Receivership and Insolvency (E) Task Force (RITF)
The RITF discussed the following:
Guidance on Separate Account Products: The SEC Considerations Working Group presented its report providing guidance for the handling of separate account products in receivership, including the application of federal securities laws. Upon motion, the guidance was adopted unanimously for inclusion in the NAIC’s Receiver’s Handbook.
Receivership Model Laws Working Group: The working group advised that it will solicit comments on which provisions from the receivership and guaranty association model acts should be viewed as critical for uniformity across the states. One working group member noted that this project is in follow up to the working group’s prior work on IRMA critical elements and also is in response to the December 2013 FIO report that included recommendations on state law uniformity.

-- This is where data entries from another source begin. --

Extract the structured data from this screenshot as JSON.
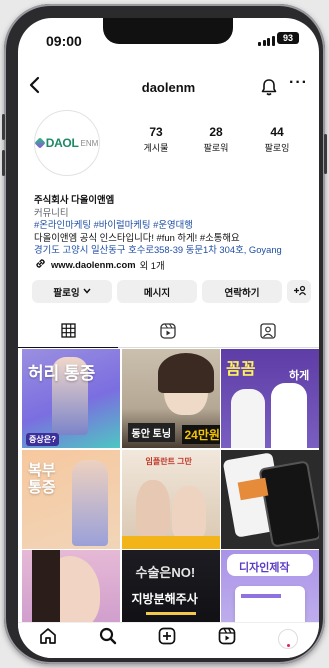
{
  "status_bar": {
    "time": "09:00",
    "battery": "93"
  },
  "header": {
    "username": "daolenm"
  },
  "profile": {
    "logo": {
      "text": "DAOL",
      "suffix": "ENM"
    },
    "stats": [
      {
        "value": "73",
        "label": "게시물"
      },
      {
        "value": "28",
        "label": "팔로워"
      },
      {
        "value": "44",
        "label": "팔로잉"
      }
    ],
    "name": "주식회사 다올이앤엠",
    "category": "커뮤니티",
    "hashtags": "#온라인마케팅 #바이럴마케팅 #운영대행",
    "description": "다올이앤엠 공식 인스타입니다! #fun 하게! #소통해요",
    "address": "경기도 고양시 일산동구 호수로358-39 동문1차 304호, Goyang",
    "link": {
      "url": "www.daolenm.com",
      "extra": "외 1개"
    }
  },
  "actions": {
    "following": "팔로잉",
    "message": "메시지",
    "contact": "연락하기",
    "add_person": "+ዐ"
  },
  "tabs": [
    "grid",
    "reels",
    "tagged"
  ],
  "grid_posts": [
    {
      "id": "p1",
      "title": "허리 통증",
      "sub": "증상은?"
    },
    {
      "id": "p2",
      "title": "24만원",
      "sub": "동안 토닝"
    },
    {
      "id": "p3",
      "title": "꼼꼼",
      "sub": "하게"
    },
    {
      "id": "p4",
      "title": "복부 통증",
      "sub": ""
    },
    {
      "id": "p5",
      "title": "임플란트 그만",
      "sub": ""
    },
    {
      "id": "p6",
      "title": "",
      "sub": ""
    },
    {
      "id": "p7",
      "title": "",
      "sub": ""
    },
    {
      "id": "p8",
      "title": "수술은NO!",
      "sub": "지방분해주사"
    },
    {
      "id": "p9",
      "title": "디자인제작",
      "sub": ""
    }
  ],
  "colors": {
    "link": "#1f4fa3",
    "button": "#efefef",
    "brand_green": "#1c8a66"
  },
  "bottom_nav": [
    "home-icon",
    "search-icon",
    "create-icon",
    "reels-icon",
    "profile-avatar"
  ]
}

Contingent Deferred Annuities: NOLHGA made a presentation to the RITF on guaranty association coverage of contingent deferred annuities (CDAs). In summary, NOLHGA advised that if CDAs are treated as annuities for state regulatory purposes, and assuming the products are issued by a member insurer of the guaranty association, then they would appear to be eligible for coverage like other annuity contracts under the life and health guaranty association model (i.e., subject to the same types of limitations and exclusions that apply to annuity contracts generally).

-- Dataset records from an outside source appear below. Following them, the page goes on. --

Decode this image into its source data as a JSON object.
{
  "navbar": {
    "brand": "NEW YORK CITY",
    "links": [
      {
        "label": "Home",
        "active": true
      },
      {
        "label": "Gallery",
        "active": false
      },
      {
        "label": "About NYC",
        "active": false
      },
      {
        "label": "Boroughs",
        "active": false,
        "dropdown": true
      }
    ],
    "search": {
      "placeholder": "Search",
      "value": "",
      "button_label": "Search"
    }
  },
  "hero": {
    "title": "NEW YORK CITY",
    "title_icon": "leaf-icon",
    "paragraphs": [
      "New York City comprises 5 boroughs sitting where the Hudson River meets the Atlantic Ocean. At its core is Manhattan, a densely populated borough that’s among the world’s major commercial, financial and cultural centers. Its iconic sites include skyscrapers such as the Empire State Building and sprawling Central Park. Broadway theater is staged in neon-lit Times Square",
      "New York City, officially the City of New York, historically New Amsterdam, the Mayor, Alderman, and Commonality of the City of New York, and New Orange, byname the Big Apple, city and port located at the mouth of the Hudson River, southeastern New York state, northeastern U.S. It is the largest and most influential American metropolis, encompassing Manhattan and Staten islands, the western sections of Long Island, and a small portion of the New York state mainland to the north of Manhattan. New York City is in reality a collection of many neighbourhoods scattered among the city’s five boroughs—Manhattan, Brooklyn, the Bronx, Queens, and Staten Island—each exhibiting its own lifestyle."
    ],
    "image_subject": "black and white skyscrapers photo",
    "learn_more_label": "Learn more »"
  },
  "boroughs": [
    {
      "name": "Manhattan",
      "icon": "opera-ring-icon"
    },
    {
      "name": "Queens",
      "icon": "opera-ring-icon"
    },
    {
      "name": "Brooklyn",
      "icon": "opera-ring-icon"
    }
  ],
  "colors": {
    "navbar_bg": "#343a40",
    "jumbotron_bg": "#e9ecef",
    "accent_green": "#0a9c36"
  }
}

Following discussion, the Chair advised that he had drafted a response to the Life and Annuity (A) Committee with respect to the RITF’s charge to investigate guaranty association coverage of CDAs under the NAIC Model Act. The draft response, which was previously reviewed and commented on by NOLHGA, was exposed for a two-week comment period.
Large Insurer Resolution Plans: During months of discussion, the RITF heard significant opposition from industry with regard to developing resolution plan requirements. In an August 17 draft memorandum to E Committee, the RITF recommended tabling this charge and focusing instead on developing a list of information that companies could provide to regulators for pre-receivership planning for possible inclusion in the NAIC’s Troubled Company Handbook.

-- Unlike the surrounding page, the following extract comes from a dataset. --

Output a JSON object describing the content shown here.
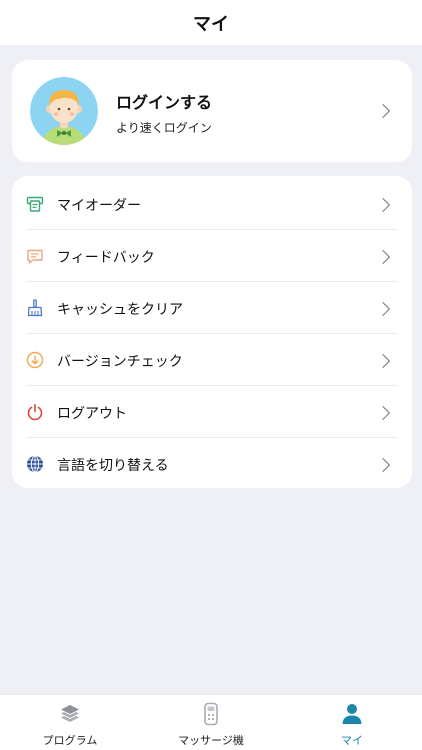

Life Insurance and Annuity (A) Committee
In addition to hearing reports from its various working groups, the committee discussed developments with respect to federal regulatory issues relating to use of the U.S. Social Security Death Master File and IRS regulations regarding the use of longevity annuities for retirement planning. With respect to the Social Security Death Master File, NAIC staff reported on the status of the certification program being developed by the Department of Commerce and the federal Office of Management and Budget for permitting access to the Death Master File. Staff noted that the National Technical Information Service of the Department of Commerce has established a temporary certification program that may be used for immediate access to the Death Master File pending adoption of final regulations. No timeline has been established for completion of the final regulations.
Staff also reported on final regulations recently issued by the IRS allowing employees to use deferred annuities for conversion of part of their IRA or 401(K) account balances. Under the new regulations, prior impediments relating to minimum distribution rules have been resolved. According to staff, these new regulations have the potential to impact the insurance market for deferred annuity products.